Gordon Brown says Britain should brace itself for the impact of global financial turbulence. The Financial Times warns that the outlook for the economy is the worst it's been since the dotcom bubble burst at the beginning of the decade. Retailers fear that the Boxing Day stampede to the sales was the last gasp for the consumer before a prolonged period of belt-tightening.

For once, the politicians, the economic forecasters and the business community are in agreement: 2008 is going to be tough. The only question is how tough. Britain has had 15 years without a whiff of recession; instead there has been a decade and a half of uninterrupted growth, with falling unemployment and rising house prices. Even a modest slowdown in the pace of activity, particularly if accompanied by a stagnant housing market, is likely to come as a shock. There are, however, those who think it could be a lot worse than that. The prime minister is certainly worried, noting in his new year message that the "global credit problem that started in America is now the most immediate challenge for every economy".

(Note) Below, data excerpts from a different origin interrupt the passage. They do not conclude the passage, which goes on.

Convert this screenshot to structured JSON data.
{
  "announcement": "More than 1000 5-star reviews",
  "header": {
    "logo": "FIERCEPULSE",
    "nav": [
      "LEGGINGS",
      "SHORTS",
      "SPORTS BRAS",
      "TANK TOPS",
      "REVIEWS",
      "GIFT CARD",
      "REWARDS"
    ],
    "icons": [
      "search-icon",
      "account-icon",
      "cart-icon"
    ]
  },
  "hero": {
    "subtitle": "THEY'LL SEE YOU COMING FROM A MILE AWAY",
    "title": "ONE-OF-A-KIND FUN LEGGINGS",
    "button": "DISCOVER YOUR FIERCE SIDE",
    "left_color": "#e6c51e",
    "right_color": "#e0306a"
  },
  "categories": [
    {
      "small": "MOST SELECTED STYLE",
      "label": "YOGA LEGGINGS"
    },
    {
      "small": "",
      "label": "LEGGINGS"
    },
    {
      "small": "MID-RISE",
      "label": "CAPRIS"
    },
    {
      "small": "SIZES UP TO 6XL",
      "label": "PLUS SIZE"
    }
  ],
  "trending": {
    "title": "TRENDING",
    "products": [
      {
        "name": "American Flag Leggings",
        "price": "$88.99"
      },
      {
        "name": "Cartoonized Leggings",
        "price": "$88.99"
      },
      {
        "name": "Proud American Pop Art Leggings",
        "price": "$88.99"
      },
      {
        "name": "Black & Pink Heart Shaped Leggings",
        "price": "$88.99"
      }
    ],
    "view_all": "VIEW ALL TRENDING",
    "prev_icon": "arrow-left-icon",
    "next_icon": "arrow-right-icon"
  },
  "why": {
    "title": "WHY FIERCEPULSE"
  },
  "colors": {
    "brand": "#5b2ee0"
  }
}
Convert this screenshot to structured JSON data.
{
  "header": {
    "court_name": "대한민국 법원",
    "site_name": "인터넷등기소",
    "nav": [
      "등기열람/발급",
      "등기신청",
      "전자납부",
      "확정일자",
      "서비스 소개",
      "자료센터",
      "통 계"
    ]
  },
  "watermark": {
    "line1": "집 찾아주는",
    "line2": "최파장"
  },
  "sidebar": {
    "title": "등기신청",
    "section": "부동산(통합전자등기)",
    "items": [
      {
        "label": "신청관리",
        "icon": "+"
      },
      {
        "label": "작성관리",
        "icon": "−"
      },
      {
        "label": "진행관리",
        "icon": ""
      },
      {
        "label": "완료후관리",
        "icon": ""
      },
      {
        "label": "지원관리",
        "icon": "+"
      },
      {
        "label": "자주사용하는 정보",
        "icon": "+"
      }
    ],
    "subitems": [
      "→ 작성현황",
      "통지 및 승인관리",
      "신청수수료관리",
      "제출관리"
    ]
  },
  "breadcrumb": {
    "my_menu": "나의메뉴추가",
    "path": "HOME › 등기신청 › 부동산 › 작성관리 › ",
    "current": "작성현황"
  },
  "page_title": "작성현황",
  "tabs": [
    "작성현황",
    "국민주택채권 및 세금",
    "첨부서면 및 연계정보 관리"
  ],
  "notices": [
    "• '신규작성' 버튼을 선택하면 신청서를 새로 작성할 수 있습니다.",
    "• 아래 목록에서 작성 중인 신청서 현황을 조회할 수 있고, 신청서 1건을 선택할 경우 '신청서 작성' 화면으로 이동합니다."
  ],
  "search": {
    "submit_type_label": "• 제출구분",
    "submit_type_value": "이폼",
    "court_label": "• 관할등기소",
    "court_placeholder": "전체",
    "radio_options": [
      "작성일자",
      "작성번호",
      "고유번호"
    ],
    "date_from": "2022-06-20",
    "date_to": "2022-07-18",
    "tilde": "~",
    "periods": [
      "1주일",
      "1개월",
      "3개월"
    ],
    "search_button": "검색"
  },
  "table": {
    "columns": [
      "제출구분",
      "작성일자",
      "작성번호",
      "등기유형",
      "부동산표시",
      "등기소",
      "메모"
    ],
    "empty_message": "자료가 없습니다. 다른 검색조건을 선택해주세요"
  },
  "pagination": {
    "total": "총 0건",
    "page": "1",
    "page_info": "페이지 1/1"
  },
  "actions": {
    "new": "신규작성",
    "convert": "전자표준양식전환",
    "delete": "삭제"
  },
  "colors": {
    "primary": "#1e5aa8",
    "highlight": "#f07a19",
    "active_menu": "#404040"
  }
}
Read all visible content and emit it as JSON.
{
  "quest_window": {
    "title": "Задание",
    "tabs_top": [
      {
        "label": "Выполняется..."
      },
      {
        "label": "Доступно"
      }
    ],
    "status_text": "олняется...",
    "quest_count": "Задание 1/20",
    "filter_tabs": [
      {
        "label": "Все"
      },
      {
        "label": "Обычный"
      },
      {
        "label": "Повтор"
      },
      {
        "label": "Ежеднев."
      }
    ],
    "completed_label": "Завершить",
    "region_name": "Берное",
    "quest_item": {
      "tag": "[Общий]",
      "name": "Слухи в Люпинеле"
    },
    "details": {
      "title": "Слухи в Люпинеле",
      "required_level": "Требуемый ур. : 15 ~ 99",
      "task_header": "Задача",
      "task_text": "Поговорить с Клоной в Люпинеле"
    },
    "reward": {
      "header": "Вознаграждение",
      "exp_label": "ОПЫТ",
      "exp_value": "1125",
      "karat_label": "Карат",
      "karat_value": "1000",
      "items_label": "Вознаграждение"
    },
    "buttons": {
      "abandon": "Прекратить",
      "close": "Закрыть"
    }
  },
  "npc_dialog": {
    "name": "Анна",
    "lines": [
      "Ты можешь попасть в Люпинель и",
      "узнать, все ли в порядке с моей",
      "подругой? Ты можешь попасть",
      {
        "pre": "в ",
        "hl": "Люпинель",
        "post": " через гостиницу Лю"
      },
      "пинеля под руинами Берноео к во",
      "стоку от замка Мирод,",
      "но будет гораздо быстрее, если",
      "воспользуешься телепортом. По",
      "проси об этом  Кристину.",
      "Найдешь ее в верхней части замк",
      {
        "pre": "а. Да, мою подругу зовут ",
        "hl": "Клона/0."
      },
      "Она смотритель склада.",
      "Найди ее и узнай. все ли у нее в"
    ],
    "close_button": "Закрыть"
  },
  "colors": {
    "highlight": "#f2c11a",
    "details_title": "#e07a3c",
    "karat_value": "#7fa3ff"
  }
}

But it is not just a credit crunch. Oil prices rose to more than $97 a barrel yesterday. The assassination of Benazir Bhutto has destabilised Pakistan and possibly the wider region; climate change has increased the risk of environmental catastrophe. Little wonder that some are saying we should be battening down the hatches in preparation for the "perfect economic storm".

One version goes like this. In October 2008, George Bush finally loses patience with Tehran and, in the last big decision of his presidency, launches air strikes against Iran's nuclear capability. On the same day, just as the citizens of Louisiana, Mississippi and Texas think they have seen the last of one of the stormiest summers on record, a category-five hurricane sweeps across the Gulf of Mexico and shuts down half of America's oil-refining capacity. The combination of military action in the Middle East and natural disaster sends the price of oil shooting up to $150 a barrel, pushing up inflation in all western economies. Central banks, fearful of another 1970s-style surge in the cost of living, raise interest rates, intensifying the effects of the economic downturn. Financial markets suffer a spasm of selling. Banks stop lending and, as businesses fail in their droves, lengthening dole queues prompt a meltdown in the housing market.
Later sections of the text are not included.